The Peace River watershed is home to an extraordinary assortment of plants and animals. Some are common; some are extremely rare.
The riverbanks are lined with palmettos, cypress, water locust, sweet gum, cabbage palm and live oak. Some of the trees have dark, muddy skirts, the high-water marks of the seasonal floods. Coreopsis, the state wildflower, is widespread; its delicate yellow blooms brighten the banks year-round. Nearing the estuary, red, black and white mangroves appear, increasing in abundance as the water becomes more salty, outcompeting other vegetation until the forest consists almost entirely of mangroves.

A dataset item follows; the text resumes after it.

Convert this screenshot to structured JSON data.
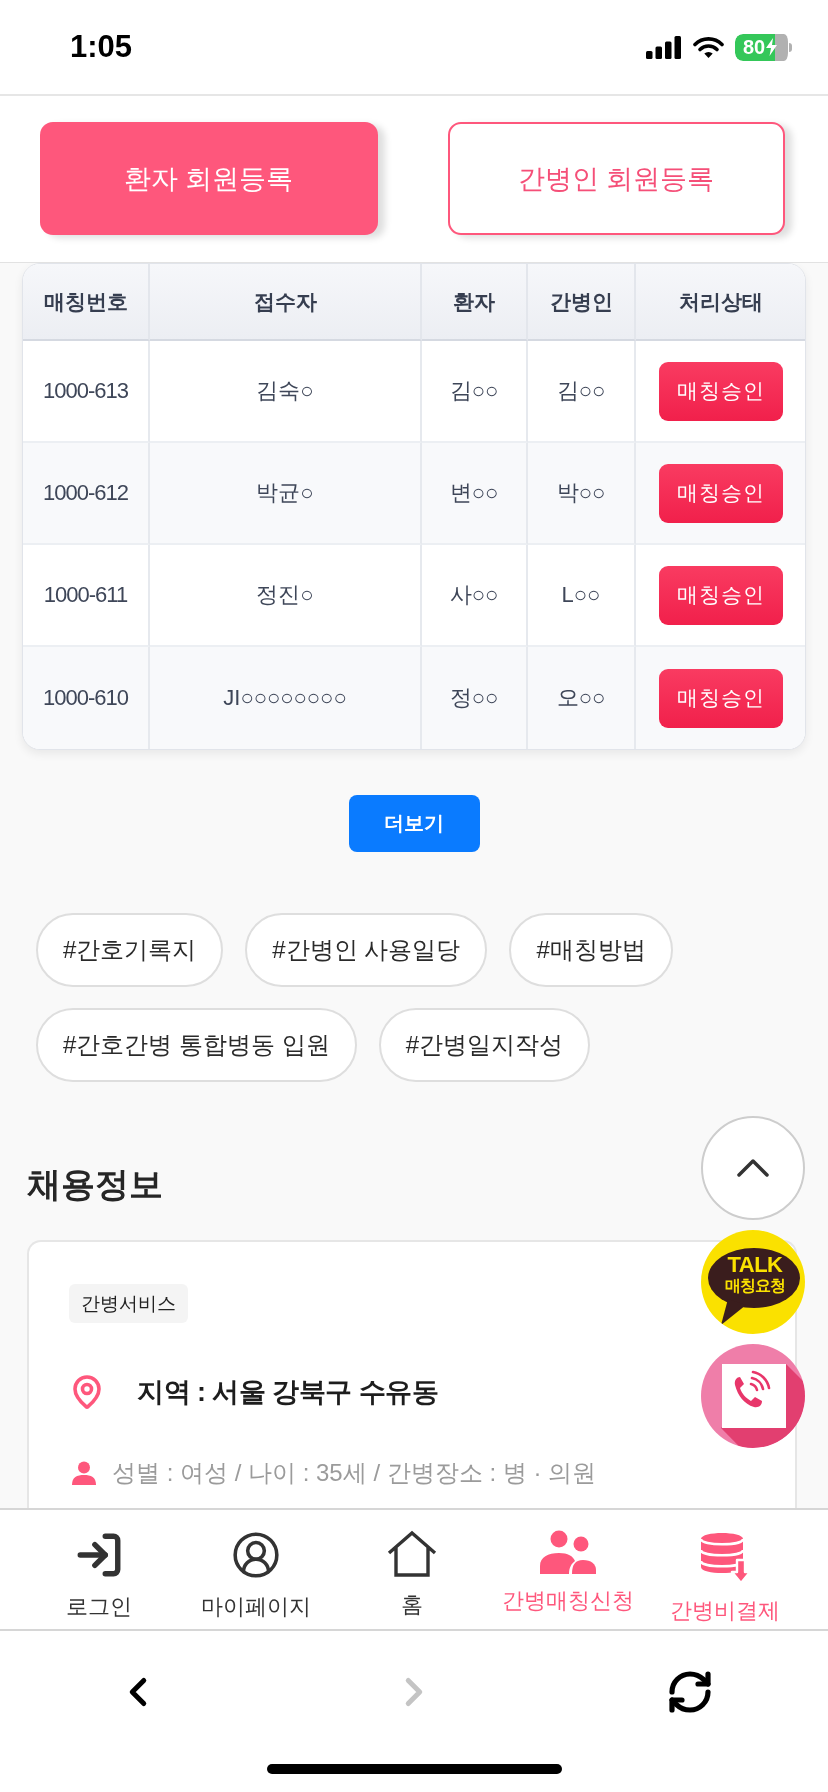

A handful of Florida black bears still prowl the swamps and flatwoods, though they’re secretive, solitary and rarely seen. Raccoons, opossums, armadillos and white-tailed deer, on the other hand, are plentiful, providing prey for the Florida panthers that occasionally wander up from the Everglades or the Big Cypress Swamp, driven by some ancient instinct.
Gray foxes are among the watershed’s more successful predators. Blessed with an impartial, undiscriminating palate, they’ll eat just about anything they can catch. They’re expert tree climbers, sometimes hiding in live oaks or the crowns of cabbage palms during the day, descending to hunt when night falls.
Gopher tortoises find the watershed’s sandy soil ideal for their long, deep burrows, which they’re known to share with over 350 other animal species, including birds, insects, small mammals, snakes and frogs.
Sandhill cranes are a common sight in the watershed’s pastures and grasslands. Most are migratory, but a small number choose to remain here year-round.
The limpkin is another permanent resident. A peculiar wading bird with mottled brown plumage, its eerie cry, a high-pitched “keerrowwww... keerrowwww...,” was often heard in old Tarzan movies. For Peace River limpkins, the living is easy. They eat mostly applesnails, and there’s always a good crop.
But of all the native species that make their living in the Peace River and its tributaries, none is more spectacular than the Florida manatee.
Researchers believe the Florida manatee population is approximately 2,500 and although they’re critically endangered, manatees are common in the Charlotte Harbor estuary, where they congregate during the winter. In January they journey up the Peace or one of its sister rivers, seeking warm, tranquil waters and tasty aquatic weeds. In the spring they wander back to the estuary and into the Gulf. Then they follow the coastline north or south, for reasons that are still a mystery.